ぐるっと回って、彼らもようやく落ち着くところに落ち着いてきたなと思いました。ちょっと前まで財務相をやっていた私からすると、民主党の財政に関する当初の考え方は、あまりに荒唐無稽だったのです。

無駄を排除すれば財源は捻出できると主張し、マニフェストに子ども手当や農家の戸別所得補償制度などを掲げましたが、それだけの財源をひねり出すには増税するか、国債を大量に発行するか、みんなが悲鳴を上げるような歳出削減をするしかないところまで、あのときの日本の財政はきていました。

それを全然分かっていないところから鳩山由紀夫政権は出発し、案の定、財源を見つけられなかった。次の菅直人政権は、消費税増税の必要性にある程度気づいていました。そこへ東日本大震災が起きて、復興財源の確保も課題となったのです。

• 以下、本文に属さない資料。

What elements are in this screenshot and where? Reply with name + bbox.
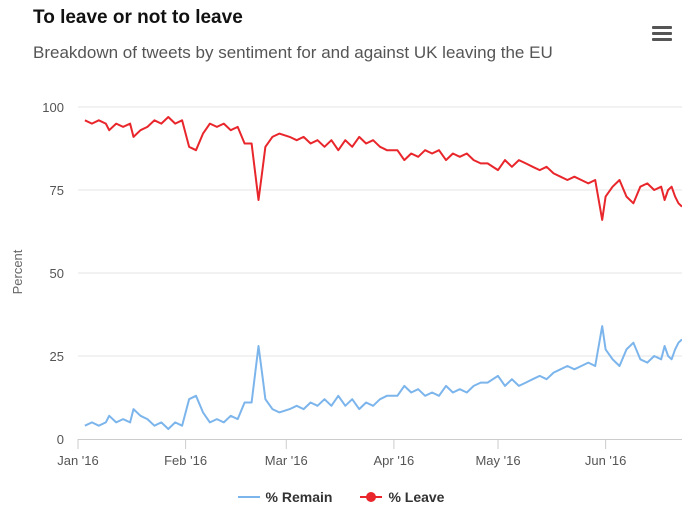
legend-item-leave[interactable]: % Leave — [360, 489, 444, 505]
x-tick-label: Jan '16 — [57, 453, 99, 468]
x-axis: Jan '16 Feb '16 Mar '16 Apr '16 May '16 Jun '… — [57, 439, 682, 468]
series-group — [84, 116, 682, 430]
x-tick-label: Mar '16 — [265, 453, 308, 468]
y-axis-label: Percent — [10, 249, 25, 294]
x-tick-label: Feb '16 — [164, 453, 207, 468]
x-tick-label: Apr '16 — [373, 453, 414, 468]
legend-item-remain[interactable]: % Remain — [237, 489, 333, 505]
y-tick-label: 75 — [50, 183, 64, 198]
legend-swatch — [360, 492, 383, 502]
y-tick-label: 25 — [50, 349, 64, 364]
series-line-leave[interactable] — [84, 116, 682, 221]
x-tick-label: Jun '16 — [585, 453, 627, 468]
chart-title: To leave or not to leave — [33, 7, 243, 28]
chart-subtitle: Breakdown of tweets by sentiment for and… — [33, 43, 553, 62]
x-tick-label: May '16 — [475, 453, 520, 468]
series-line-remain[interactable] — [84, 325, 682, 430]
y-tick-label: 100 — [42, 100, 64, 115]
y-tick-label: 0 — [57, 432, 64, 447]
legend-label: % Remain — [265, 489, 333, 505]
gridlines — [78, 106, 682, 357]
line-chart: 0 25 50 75 100 Jan '16 Feb '16 Mar '16 Apr '16 M… — [10, 100, 682, 468]
y-tick-label: 50 — [50, 266, 64, 281]
menu-icon[interactable] — [652, 26, 672, 42]
legend: % Remain % Leave — [0, 489, 682, 505]
legend-swatch — [237, 492, 260, 502]
y-axis: 0 25 50 75 100 — [42, 100, 64, 447]
legend-label: % Leave — [388, 489, 445, 505]
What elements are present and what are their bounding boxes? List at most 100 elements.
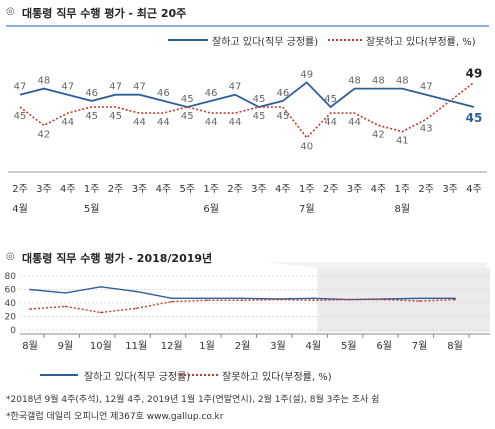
- chart2-neg-point: [64, 305, 67, 308]
- pos-data-label: 49: [300, 69, 313, 80]
- neg-data-label: 41: [396, 136, 409, 147]
- chart1-x-week-label: 2주: [227, 184, 243, 195]
- pos-data-label: 45: [181, 94, 194, 105]
- chart2-neg-point: [277, 298, 279, 301]
- pos-data-label: 48: [396, 76, 409, 87]
- chart1-x-month-label: 5월: [84, 203, 100, 215]
- neg-data-label: 45: [109, 111, 122, 122]
- neg-data-label: 45: [181, 111, 194, 122]
- chart2-legend-neg-label: 잘못하고 있다(부정률, %): [222, 372, 332, 383]
- chart2-neg-point: [206, 299, 208, 302]
- neg-data-label: 42: [372, 129, 385, 140]
- chart1-x-week-label: 1주: [395, 184, 411, 195]
- pos-data-label: 47: [420, 82, 433, 93]
- neg-data-label: 40: [300, 142, 313, 153]
- neg-data-label: 44: [157, 117, 170, 128]
- pos-data-label: 47: [229, 82, 242, 93]
- chart1-x-week-label: 4주: [371, 184, 387, 195]
- chart2-neg-point: [312, 299, 315, 302]
- chart1-legend-pos-swatch: [168, 39, 208, 41]
- chart2-pos-point: [135, 290, 138, 293]
- chart1-x-week-label: 4주: [466, 184, 482, 195]
- chart2-plot: 0 20 40 60 80 8월 9월 10월 11월 12월 1월 2월 3월 4월 5월 6월 7월 8월: [5, 262, 490, 352]
- chart2-pos-point: [64, 292, 67, 294]
- chart1-title-rule: [6, 25, 489, 27]
- neg-data-label: 45: [276, 111, 289, 122]
- chart1-plot: 47 48 47 46 47 47 46 45 46 47 45 46 49 45 48 48 48 47 45 45…: [8, 66, 487, 215]
- chart2-neg-point: [135, 307, 138, 310]
- neg-data-label: 43: [420, 123, 433, 134]
- chart1-x-week-label: 3주: [347, 184, 363, 195]
- chart2-pos-point: [206, 297, 208, 300]
- chart1-x-week-label: 2주: [418, 184, 434, 195]
- chart1-x-week-label: 4주: [60, 184, 76, 195]
- chart2-legend-pos-swatch: [40, 374, 78, 376]
- chart2-pos-point: [170, 297, 173, 300]
- chart2-zoom-connector: [264, 262, 487, 268]
- chart2-neg-point: [418, 300, 421, 302]
- pos-data-label: 47: [133, 82, 146, 93]
- chart1-x-week-label: 3주: [132, 184, 148, 195]
- chart2-pos-point: [241, 297, 244, 300]
- chart2-legend-neg-swatch: [180, 374, 218, 376]
- chart1-x-week-label: 1주: [299, 184, 315, 195]
- chart1-x-week-label: 2주: [108, 184, 124, 195]
- chart2-y-tick-label: 60: [5, 286, 17, 296]
- chart2-bullet-icon: ◎: [6, 251, 15, 262]
- chart1-x-month-label: 4월: [12, 203, 28, 215]
- neg-data-label: 45: [14, 111, 27, 122]
- pos-data-label: 46: [85, 88, 98, 99]
- chart1-x-week-label: 4주: [156, 184, 172, 195]
- chart2-x-month-label: 6월: [376, 340, 392, 352]
- chart2-pos-point: [312, 297, 315, 300]
- chart2-neg-point: [100, 311, 102, 314]
- chart2-title: 대통령 직무 수행 평가 - 2018/2019년: [22, 252, 213, 265]
- chart1-x-week-label: 3주: [36, 184, 52, 195]
- chart2-x-month-label: 10월: [90, 340, 112, 352]
- neg-data-label: 44: [324, 117, 337, 128]
- chart1-legend-pos-label: 잘하고 있다(직무 긍정률): [212, 37, 319, 48]
- chart2-neg-point: [383, 298, 385, 301]
- chart1-x-week-label: 1주: [84, 184, 100, 195]
- chart2-y-tick-label: 20: [5, 313, 17, 323]
- chart2-y-tick-label: 80: [5, 272, 17, 282]
- pos-data-label: 47: [14, 82, 27, 93]
- pos-data-label: 46: [157, 88, 170, 99]
- chart2-y-tick-label: 40: [5, 299, 17, 309]
- chart2-legend-pos-label: 잘하고 있다(직무 긍정률): [84, 372, 191, 383]
- chart2-pos-point: [29, 288, 31, 291]
- chart2-x-month-label: 4월: [306, 340, 322, 352]
- neg-data-label: 44: [205, 117, 218, 128]
- neg-line: [19, 81, 475, 139]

ただ、「自民党が提案している税率10%を参考にしたい」という菅さんの言い方は、「自民党がそれをしょって川を渡るのなら自分もおんぶで渡っていこう」という印象を受けました。一方、野田さんからは「自分の手でその問題を解決したい」という感じがすごくしましたね。


《24年2月の党首討論で、谷垣さんは民主党内に消費税増税への強い反発があることを踏まえ、野田さんに「本当にやれるのか。足元を固めてほしい」と迫った。これに対し、野田さんは「51対49の党内世論でも、手続きを踏んで決めたらみんなで頑張っていくことを示していきたい」と答弁した》


党首討論で野田さんに協力を求められ、私は「先に党内をまとめなきゃだめなんじゃないですか」と投げかけました。そうしたら野田さんは「自分の党が半分に割れてもやる」という趣旨のことを答えましたよね。彼はそうやって気迫を正面にぶつけてくるスタイルなんですね。そういう正面を切るスタイルが、私に「こいつは本気だな」と思わせたのだと思います。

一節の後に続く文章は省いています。